Neurodéveloppement : des facteurs de risque identifiables dès la naissance
Une étude nationale de grande ampleur identifie des facteurs prénataux et périnataux associés aux troubles du neurodéveloppement dans l’enfance. Elle met en évidence un socle de risques communs et des profils spécifiques, avec des repères directement mobilisables par les professionnels de la petite enfance.
Les chercheurs ont analysé les données de 6,8 millions d’enfants nés en France entre 2010 et 2018, suivis pendant environ neuf ans. Parmi eux, 7,5 % présentent au moins un trouble du neurodéveloppement. Les chevauchements sont fréquents.

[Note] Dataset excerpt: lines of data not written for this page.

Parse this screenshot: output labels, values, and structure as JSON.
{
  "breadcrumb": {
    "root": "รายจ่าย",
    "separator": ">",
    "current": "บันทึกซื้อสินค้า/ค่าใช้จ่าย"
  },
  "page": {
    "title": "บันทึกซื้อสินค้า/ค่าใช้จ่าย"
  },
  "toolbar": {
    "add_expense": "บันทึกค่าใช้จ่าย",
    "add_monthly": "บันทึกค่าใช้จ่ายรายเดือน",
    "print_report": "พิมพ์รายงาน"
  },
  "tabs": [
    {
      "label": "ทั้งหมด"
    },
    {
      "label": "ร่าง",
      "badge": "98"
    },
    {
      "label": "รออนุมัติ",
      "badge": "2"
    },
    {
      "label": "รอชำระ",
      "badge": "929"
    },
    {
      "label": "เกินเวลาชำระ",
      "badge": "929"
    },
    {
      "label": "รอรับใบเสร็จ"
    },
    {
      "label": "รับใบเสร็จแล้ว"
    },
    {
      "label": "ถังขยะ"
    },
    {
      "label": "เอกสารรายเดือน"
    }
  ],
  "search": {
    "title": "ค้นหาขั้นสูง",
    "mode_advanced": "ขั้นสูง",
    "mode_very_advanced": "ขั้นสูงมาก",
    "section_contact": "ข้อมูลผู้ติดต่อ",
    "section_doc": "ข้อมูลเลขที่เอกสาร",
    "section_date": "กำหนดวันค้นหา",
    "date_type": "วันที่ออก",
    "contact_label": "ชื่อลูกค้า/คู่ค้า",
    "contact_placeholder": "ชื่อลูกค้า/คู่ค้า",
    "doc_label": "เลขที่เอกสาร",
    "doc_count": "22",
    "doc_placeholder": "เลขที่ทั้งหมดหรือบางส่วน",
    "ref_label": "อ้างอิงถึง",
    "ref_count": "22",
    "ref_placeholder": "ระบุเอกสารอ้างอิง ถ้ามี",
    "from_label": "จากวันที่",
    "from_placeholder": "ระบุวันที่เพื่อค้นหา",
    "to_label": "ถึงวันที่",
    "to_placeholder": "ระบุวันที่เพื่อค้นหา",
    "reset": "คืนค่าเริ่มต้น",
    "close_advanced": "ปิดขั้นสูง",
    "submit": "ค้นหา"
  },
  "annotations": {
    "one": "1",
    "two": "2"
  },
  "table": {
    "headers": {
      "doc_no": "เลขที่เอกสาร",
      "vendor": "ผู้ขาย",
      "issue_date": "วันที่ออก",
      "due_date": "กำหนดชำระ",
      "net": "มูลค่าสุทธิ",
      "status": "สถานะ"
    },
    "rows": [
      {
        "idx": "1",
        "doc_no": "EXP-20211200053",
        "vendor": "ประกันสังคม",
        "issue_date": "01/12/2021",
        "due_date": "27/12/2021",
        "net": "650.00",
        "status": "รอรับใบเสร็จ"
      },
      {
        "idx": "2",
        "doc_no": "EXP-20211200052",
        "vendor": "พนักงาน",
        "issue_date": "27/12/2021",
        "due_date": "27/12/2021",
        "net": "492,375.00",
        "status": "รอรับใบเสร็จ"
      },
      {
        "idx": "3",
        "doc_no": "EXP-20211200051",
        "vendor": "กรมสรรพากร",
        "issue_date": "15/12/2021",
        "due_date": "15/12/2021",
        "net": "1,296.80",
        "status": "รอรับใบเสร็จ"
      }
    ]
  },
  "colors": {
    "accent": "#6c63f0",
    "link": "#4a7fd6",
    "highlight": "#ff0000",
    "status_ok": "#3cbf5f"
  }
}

Plus d’un enfant sur deux avec une déficience intellectuelle ou un trouble du spectre de l’autisme présente aussi un autre trouble. Un tiers des enfants avec un trouble de l’attention est concerné par une cooccurrence, c’est-à-dire la présence simultanée de plusieurs troubles chez un même enfant. Ces données confirment que les troubles ne se présentent pas de manière isolée.
Sept facteurs de risque communs
L’étude identifie un noyau de facteurs présents dans plusieurs troubles. Leur présence n’entraîne pas systématiquement des difficultés, mais elle augmente le niveau de vigilance à adopter. Les principaux facteurs sont :
– le sexe masculin
– la prématurité
– un petit poids pour l’âge gestationnel
– les malformations congénitales
– l’obésité maternelle
– l’exposition prénatale à l’alcool et au tabac
– un jeune âge maternel
Plus ces facteurs sont associés, plus le risque de difficultés de développement augmente.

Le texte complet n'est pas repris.